Friday, June 22, 2007

 

Black Holes Down the Drain?


Physicist Lawrence Krauss, well known for his activities against the attempts to inject Intelligent Design creationism into the Ohio public school system, along with Case Western Reserve colleagues, are trying to show, in a paper accepted for publication in Physical Review D, that black holes can't form. The paper is an attempt to solve a paradox posed as a result of a proposal by physicist Stephen Hawking. To begin with:

[A black hole is] a point in space where gravity grows infinitely strong. At a particular distance from the center of the hole -- called the event horizon -- gravity is already so strong not even light can escape. So material falls in never to be seen again. ...

In 1974, theoretical physicist Stephen Hawking showed that thanks to quantum mechanics matter can escape black holes in a tricky way. By random chance, a particle-antiparticle pair can flit into existence straddling the event horizon. One partner falls into the hole, while the other just barely makes it free. Because of this effect, dubbed Hawking radiation, a black hole slowly evaporates, so that anything that enters is eventually released over billions or even trillions of years.
Krauss and his fellow authors

... have constructed a lengthy mathematical formula that shows, in effect, black holes can't form at all. The key involves the relativistic effect of time, Krauss explains. As Einstein demonstrated in his Theory of General Relativity, a passenger inside a spaceship traveling toward a black hole would feel the ship accelerating, while an outside observer would see the ship slow down. When the ship reached the event horizon, it would appear to stop, staying there forever and never falling in toward oblivion. In effect, Krauss says, time effectively stops at that point, meaning time is infinite for black holes. If black holes radiate away their mass over time, as Hawking showed, then they should evaporate before they even form, Krauss says. It would be like pouring water into a glass that has no bottom.
Needless to say, unanimity has not struck the scientific community in a single stroke. One issue is, if black holes don't exist, why do they seem to be everywhere?

Krauss replies, "How do you know they're black holes?" No one has actually seen a black hole, he says, and anything with a tremendous amount of gravity--such as the supermassive remnants of stars--could exert effects similar to those researchers have blamed on black holes. ...

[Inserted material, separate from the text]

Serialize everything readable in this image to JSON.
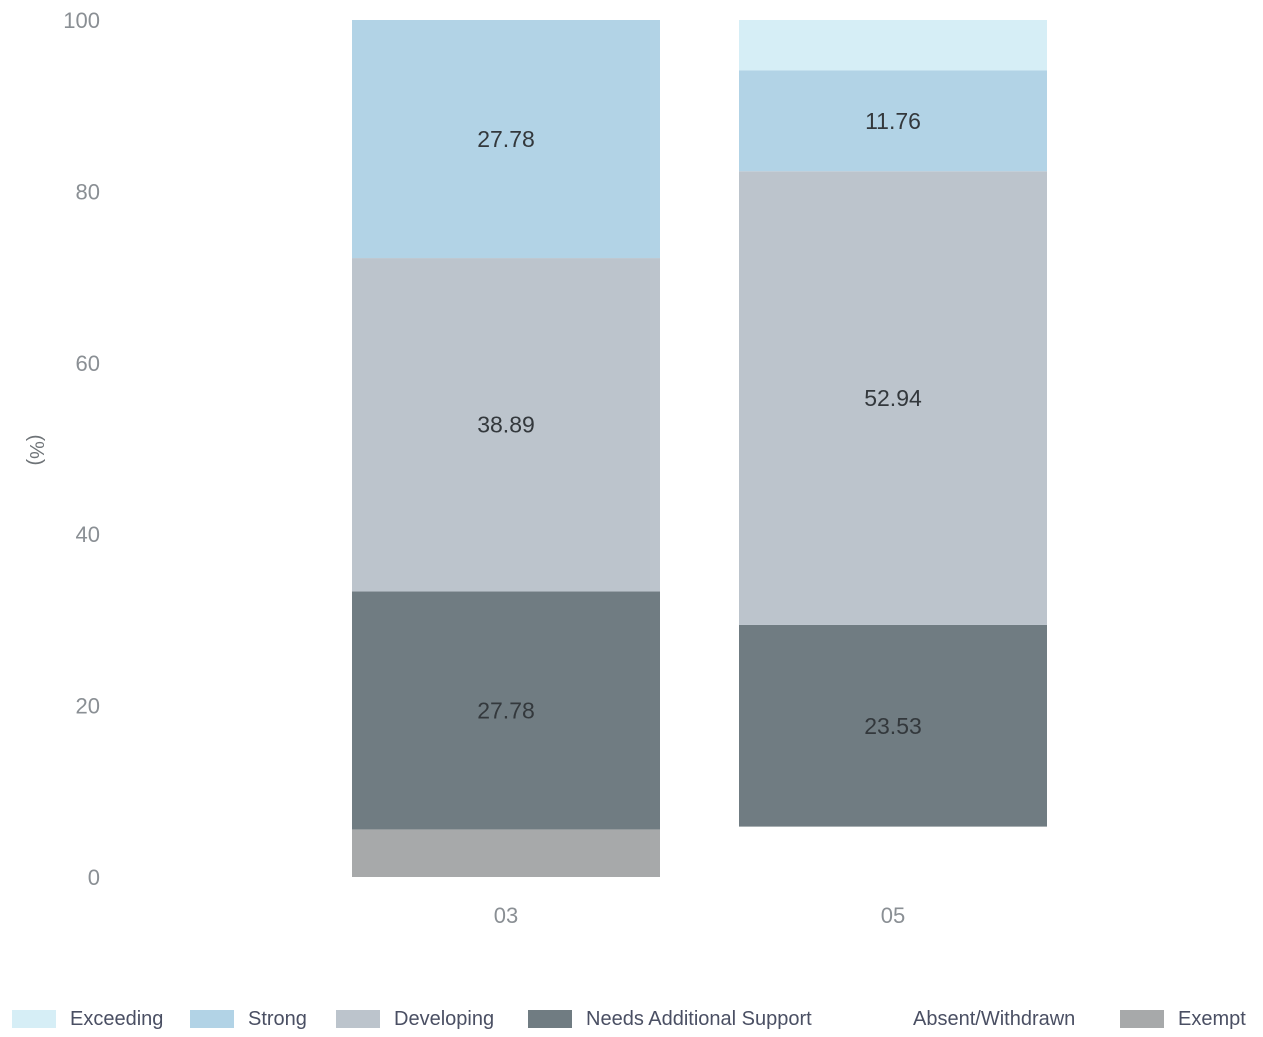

Not so fast, says astronomer Kimberly Weaver of NASA's Goddard Space Flight Center in Greenbelt, Maryland. ... [T]he problem is "we have never observed any events that would back this up." At the site of the supermassive black hole at the center of the Milky Way, for example, she says astronomers routinely observe what looks like interstellar material disappearing without a trace. Also, no one has yet detected Hawking radiation, which would be prerequisite evidence for black hole evaporation, Weaver says.
This doesn't sound like an issue that is going to disappear anytime soon.